How to Ask for a Letter of Recommendation Via Email
Keep it Simple
No need to go into a bunch of details in the initial letter. This is about getting them to say “yes.” In your email, approach them with the reason for your email, why you’re choosing to ask them to write the letter for you, and why you need the letter.
Let them know the outline of what will be required of them, but not so much information that they get overwhelmed. You want to sell them on the idea of writing the letter, which means shorter, simpler and more to the point will always be your best bet.
Make Sure the Tone Matches the Relationship
Who is your potential recommender to you? Are they an old employer? The head of an organization you volunteer for? How well do you know them? How do you speak to each other in person?

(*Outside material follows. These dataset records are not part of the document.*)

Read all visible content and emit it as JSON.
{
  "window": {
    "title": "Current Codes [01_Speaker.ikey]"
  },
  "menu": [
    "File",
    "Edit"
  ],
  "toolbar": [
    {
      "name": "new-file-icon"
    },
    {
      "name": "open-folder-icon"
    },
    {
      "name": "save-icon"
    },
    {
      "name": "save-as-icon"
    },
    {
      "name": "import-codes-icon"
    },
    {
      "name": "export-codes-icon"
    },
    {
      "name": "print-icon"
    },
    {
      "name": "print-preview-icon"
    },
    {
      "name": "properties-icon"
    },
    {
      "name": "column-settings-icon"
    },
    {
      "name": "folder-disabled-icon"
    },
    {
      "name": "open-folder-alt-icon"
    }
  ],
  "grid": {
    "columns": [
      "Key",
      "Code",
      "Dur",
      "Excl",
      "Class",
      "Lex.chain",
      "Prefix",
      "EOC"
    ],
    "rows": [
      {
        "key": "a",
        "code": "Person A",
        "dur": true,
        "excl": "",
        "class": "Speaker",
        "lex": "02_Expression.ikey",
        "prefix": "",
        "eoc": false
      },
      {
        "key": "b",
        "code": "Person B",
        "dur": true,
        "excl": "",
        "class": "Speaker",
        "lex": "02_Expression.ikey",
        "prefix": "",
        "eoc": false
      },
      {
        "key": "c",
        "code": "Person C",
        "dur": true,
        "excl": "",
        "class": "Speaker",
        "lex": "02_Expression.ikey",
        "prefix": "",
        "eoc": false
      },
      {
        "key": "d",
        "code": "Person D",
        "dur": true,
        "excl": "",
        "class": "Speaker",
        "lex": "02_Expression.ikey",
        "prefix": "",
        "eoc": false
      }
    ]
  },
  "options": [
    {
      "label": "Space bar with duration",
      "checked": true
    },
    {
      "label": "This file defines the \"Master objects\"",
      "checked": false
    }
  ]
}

Is it more formal or more casual? Answer these questions for yourself and tailor the tone of your email to match the relationship.
Attach All Necessary Documents
If you’re not super close with the person you’re asking, include your CV, resume, and other appropriate materials to remind your potential recommender of the work you did with or for them. Help them understand why they are the perfect person to write a letter for you.
If you don’t hear anything back within a week, send another email referencing the first email. If you still don’t receive anything, you can follow up one more time, but unless you know the person well, it’s best to move on after two follow-ups.
How to Ask for a Letter of Recommendation in Person
- Make an Appointment
Don’t drop in unannounced. Call or email to schedule an appointment. Better yet – invite your potential recommender out for coffee or lunch.
- Show Interest in Them
If you’ve chosen to ask the right person, odds are you’ll have something to talk about other than the letter of recommendation. Have a real conversation with them. Your reason for scheduling the meeting will arise naturally and you’ll be able to make the ask. If you go straight after the letter, you run the risk of looking self-serving.
- Be Clear About Your Needs
When you do go to ask, be direct and speak with clarity. Ask with humble confidence and share with them why you’re choosing to approach them over anyone else. Make sure they know exactly what will be expected of them.
- Follow Up
Hopefully, you’ve asked a powerful person with influence for your letter. If so, they’re probably very busy and may not remember everything you talked about. Email them to follow up on your discussion and continue to check in with them all along the way.
Make certain they have all the necessary documents and instructions. Don’t just expect that they’ll remember deadlines. That’s your job. This is your letter – you’re responsible to ensure that it gets done and sent in the proper way.